The editor is still under development, many changes to the program and interface will be made in the coming months. It also needs a lot more error checking and other niceties to be added to the program so you should save your world to a brush file (discussed later) regularly and if you run into an error message you can try ignoring the message and undo the last carve or add, if this doesn't work then you will have to abort the program. Also note that a  lot of the following tutorial may have to change with the next updates or be scrapped altogether.
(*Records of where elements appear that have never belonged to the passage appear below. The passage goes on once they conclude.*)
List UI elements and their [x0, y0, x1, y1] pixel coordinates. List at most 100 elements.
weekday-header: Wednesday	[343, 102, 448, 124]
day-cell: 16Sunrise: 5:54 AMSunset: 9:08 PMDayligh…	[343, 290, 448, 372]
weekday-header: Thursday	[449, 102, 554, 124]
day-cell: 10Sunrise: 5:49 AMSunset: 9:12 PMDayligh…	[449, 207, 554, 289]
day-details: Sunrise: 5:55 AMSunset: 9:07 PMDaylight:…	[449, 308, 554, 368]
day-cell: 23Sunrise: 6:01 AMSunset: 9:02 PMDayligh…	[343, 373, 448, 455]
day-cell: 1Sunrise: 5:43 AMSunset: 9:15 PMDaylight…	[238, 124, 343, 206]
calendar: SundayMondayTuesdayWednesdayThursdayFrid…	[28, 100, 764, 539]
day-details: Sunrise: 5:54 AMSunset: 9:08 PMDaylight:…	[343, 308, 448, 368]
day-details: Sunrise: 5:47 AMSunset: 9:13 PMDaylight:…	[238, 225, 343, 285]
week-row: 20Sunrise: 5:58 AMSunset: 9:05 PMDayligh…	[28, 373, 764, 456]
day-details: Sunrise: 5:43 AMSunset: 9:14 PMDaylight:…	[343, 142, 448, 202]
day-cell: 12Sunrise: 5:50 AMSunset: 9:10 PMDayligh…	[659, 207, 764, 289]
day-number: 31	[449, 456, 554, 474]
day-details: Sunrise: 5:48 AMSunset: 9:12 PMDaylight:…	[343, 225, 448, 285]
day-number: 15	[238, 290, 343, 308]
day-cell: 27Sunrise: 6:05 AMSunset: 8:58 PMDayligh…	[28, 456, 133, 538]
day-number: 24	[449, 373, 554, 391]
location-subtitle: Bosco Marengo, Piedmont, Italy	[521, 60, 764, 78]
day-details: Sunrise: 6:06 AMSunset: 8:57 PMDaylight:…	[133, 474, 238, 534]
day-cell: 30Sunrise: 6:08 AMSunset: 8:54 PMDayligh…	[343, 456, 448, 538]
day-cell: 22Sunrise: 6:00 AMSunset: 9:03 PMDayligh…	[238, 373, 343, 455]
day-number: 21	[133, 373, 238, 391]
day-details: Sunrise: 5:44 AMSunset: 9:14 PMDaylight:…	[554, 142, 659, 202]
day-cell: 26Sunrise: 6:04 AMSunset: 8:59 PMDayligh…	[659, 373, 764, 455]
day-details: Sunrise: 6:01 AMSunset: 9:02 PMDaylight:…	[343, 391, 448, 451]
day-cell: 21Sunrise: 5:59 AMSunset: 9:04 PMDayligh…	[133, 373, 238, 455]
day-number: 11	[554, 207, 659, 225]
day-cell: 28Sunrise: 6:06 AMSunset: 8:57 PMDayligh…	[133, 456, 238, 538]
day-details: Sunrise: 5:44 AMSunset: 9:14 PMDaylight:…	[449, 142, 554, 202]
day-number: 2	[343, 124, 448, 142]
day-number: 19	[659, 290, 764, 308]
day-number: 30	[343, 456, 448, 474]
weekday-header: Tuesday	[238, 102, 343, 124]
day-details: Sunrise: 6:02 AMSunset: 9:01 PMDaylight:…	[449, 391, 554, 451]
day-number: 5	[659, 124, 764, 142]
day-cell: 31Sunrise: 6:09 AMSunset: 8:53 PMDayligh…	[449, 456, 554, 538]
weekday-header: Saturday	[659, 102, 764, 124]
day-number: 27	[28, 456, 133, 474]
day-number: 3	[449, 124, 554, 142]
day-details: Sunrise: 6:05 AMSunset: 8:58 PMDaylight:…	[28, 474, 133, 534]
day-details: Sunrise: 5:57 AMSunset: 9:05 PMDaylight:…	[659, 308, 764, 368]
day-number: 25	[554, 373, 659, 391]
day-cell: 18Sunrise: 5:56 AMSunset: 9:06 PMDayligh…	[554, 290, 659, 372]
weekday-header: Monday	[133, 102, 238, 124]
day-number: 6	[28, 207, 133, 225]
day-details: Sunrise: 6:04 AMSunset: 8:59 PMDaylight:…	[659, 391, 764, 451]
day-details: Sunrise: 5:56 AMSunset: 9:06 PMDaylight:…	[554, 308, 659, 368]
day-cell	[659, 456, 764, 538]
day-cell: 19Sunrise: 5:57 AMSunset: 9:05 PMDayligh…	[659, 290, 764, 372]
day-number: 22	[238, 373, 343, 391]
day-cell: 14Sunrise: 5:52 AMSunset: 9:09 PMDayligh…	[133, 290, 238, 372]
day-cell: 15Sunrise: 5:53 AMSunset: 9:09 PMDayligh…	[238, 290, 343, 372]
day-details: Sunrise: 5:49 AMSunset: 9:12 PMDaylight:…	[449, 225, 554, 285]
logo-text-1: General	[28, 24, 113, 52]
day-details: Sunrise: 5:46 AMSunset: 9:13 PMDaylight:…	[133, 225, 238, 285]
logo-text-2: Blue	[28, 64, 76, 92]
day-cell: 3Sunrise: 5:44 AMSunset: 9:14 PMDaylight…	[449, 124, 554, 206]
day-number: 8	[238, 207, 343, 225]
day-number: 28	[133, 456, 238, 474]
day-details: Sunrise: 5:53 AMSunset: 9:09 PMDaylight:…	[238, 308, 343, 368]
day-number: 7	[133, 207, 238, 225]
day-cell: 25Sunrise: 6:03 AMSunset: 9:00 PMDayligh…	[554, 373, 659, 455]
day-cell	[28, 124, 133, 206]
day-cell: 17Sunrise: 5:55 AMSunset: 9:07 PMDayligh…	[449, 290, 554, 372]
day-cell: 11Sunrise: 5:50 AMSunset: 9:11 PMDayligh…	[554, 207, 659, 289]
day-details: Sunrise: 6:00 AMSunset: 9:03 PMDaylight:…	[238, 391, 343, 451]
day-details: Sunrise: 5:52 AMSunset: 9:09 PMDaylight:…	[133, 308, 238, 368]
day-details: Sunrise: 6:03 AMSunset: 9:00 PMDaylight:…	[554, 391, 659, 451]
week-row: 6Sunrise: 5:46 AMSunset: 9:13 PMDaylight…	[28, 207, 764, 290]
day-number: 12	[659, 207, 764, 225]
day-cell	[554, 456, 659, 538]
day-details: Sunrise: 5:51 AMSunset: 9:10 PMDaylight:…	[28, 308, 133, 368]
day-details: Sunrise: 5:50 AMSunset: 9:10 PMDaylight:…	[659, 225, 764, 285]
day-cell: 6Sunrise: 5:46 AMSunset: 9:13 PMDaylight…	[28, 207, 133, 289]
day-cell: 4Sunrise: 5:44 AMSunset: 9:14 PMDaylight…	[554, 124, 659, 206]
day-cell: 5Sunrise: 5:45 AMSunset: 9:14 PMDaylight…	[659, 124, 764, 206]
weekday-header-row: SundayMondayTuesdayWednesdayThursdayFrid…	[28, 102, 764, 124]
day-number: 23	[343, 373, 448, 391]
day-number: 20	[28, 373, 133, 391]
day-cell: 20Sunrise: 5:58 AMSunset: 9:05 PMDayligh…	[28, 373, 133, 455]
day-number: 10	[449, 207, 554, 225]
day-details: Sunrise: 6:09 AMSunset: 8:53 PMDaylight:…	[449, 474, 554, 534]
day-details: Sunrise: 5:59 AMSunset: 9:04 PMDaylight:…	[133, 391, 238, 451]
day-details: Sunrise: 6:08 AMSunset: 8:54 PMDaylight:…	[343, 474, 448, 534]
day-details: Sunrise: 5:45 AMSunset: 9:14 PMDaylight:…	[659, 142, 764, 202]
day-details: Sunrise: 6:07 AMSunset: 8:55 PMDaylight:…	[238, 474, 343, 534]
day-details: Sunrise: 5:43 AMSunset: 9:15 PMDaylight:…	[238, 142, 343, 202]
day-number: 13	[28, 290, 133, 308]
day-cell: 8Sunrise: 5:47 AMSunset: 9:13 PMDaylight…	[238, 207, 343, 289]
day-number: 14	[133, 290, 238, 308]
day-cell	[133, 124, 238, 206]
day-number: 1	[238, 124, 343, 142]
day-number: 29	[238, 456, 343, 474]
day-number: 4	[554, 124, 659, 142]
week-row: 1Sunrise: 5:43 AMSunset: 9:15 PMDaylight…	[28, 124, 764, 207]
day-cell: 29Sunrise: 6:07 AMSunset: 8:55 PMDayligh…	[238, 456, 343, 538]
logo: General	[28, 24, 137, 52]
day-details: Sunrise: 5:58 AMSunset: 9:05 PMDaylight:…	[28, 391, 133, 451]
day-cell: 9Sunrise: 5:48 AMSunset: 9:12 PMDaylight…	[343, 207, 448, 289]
When the editor starts you will be asked for the name of a couple of data files, one is for a spline data file and the other is for a static light data file, for now choose the default files for each and the editor will begin. You will see that it has the standard three orthogonal windows and a perspective window. You can open as many windows as you like by using the main menu, though I haven't set a different camera for each perspective window, you can press C to cycle through five cameras using a single perspective window for now. If you find that the movement in the perspective window becomes slow then minimize any unused orthogonal windows you have open or maximize the perspective window.